Anyway, my brother-in-law Jigger heard me complaining one day and basically told me to get my ass back to college and do what I’d always wanted to do – teach. After all, my mom and sister both taught for over 30-years each and loved it. Both were amazing teachers. Anyway, to my first wife’s credit she took a job and I went back to school (after I graduated and got a teaching job she did the same).

From that point on I never looked back. From the day I stepped foot in that junior high classroom at Greenfield McClain in the late summer of 1984 I’ve never dreamed of doing anything else. Hell, at some of my other jobs I’d go days without laughing. For the last 30-years I’ve never made it to the front door, let alone my classroom, without some kid cracking me up. What can I say? I love kids. They’re idiots. Some say that’s why I relate to them, and who am I to argue?

I know this is a little irrational and sort of makes no sense, but I actually hate it when I hear a teacher talk about “going to work” or “getting off at 3:00”. Too me it’s just not a job in the literal sense. Whenever I hear a teacher speak of “going to work” I always think, “Huh? Are you remodeling a kitchen or something? Putting in a fence row? Laying some asphalt?” But that’s just me. Because of this I always say “going to school” rather than “work.” And I never “got off.” I just went home.
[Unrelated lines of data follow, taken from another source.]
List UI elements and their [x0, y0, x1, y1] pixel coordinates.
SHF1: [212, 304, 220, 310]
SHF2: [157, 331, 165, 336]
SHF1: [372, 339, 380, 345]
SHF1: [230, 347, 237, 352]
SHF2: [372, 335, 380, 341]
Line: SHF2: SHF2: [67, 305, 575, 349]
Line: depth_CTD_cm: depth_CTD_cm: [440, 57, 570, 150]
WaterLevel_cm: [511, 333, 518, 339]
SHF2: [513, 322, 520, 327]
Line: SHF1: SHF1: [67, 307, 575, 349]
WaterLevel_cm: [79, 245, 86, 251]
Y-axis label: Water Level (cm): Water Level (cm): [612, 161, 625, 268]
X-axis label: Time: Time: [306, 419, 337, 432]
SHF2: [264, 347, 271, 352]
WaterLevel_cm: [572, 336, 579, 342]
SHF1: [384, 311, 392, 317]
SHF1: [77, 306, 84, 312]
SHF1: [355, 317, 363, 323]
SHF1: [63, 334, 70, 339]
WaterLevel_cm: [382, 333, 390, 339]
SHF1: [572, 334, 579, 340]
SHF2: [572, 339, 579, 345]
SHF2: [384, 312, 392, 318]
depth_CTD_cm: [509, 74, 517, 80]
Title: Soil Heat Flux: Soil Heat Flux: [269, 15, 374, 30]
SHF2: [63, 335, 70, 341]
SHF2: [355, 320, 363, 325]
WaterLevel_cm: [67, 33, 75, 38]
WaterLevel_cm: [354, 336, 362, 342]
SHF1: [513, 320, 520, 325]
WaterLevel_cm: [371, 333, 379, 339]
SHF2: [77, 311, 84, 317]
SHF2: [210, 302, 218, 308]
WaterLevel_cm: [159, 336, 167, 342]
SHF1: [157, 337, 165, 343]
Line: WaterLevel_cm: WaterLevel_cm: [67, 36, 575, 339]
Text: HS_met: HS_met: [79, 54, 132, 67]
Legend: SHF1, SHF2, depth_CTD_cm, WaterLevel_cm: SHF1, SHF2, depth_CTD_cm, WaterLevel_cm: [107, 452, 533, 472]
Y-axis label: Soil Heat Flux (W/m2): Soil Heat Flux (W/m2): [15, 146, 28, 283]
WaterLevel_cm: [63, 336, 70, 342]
Remember a few years ago when Senate Bill 5 was up for vote? Remember there was a bit of a backlash against teachers? I think complaining about returning to school after 3-months off contributes a little to that type of thinking. What do you think the average person working in a factory, laying blacktop in 95 degree weather, or guarding convicted murderers 12-months a year with a 2-week vacation feels when they hear you complaining about going back to school after your summer break? I know everyone has a choice about what they do for a living, but I’m pretty sure they don’t give a rat’s ass about your schedule.

I know and understand the normal person doesn’t comprehend the problems we face as teachers. We’re the most underpaid and underappreciated professionals in the world, I get that. The expectations are sky high. The average person doesn’t see that our salary is for 9-months spread over 12-months and we’re not actually paid for doing nothing in the summer. They don’t see the after-school work we put in or the paperwork and pressure of state testing that is put upon us, and the crap we put up with a few irrational parents. Still, a lot of people would kill for our jobs. You know why? Because even considering the negatives I mentioned, the positives more than outweigh them. By a lot. The rewards earned by a teacher are something the average person will never get to receive. It’s something unique and special, something to be cherished.
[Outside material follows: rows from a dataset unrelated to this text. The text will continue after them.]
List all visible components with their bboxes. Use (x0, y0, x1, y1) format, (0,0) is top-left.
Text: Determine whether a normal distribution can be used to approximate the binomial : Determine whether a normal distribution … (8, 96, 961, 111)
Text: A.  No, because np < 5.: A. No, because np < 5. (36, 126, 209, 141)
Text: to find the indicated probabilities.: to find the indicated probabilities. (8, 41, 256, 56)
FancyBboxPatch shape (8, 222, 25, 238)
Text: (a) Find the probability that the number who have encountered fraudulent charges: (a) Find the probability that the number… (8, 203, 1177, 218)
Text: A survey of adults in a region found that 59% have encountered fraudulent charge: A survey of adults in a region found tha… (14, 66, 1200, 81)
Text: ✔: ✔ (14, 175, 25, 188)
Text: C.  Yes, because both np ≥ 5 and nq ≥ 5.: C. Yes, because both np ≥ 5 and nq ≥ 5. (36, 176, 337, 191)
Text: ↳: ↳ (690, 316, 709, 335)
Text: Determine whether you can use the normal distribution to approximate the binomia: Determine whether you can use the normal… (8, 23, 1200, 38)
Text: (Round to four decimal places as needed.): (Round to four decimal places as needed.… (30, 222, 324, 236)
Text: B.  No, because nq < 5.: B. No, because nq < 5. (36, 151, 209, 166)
I know that sounds corny and sappy, but when a former student tells me on social media or in person that I inspired them in some small way it makes me feel good. Really, really good. You see, I can still drive by one of those houses I helped build and it’s a nice feeling. But when a 33-year old soldier tells me I changed his life forever back in the 6th grade, well, you just can’t put a price on that, now can you? Again, it may sound silly but if that was the only kid I helped it in my career it would be worth it, right? For that reason alone I feel so very lucky to have taught for the past 30-years.

Imagine you could start over and choose a new profession. Anything you like, maybe own your own business, something where you’d make a boatload of money. Would you do it? Would you start over doing something else? Lord knows I’d change a million things regarding my personal life, but when it comes to teaching I honestly wouldn’t change a thing.

I can’t imagine doing anything else.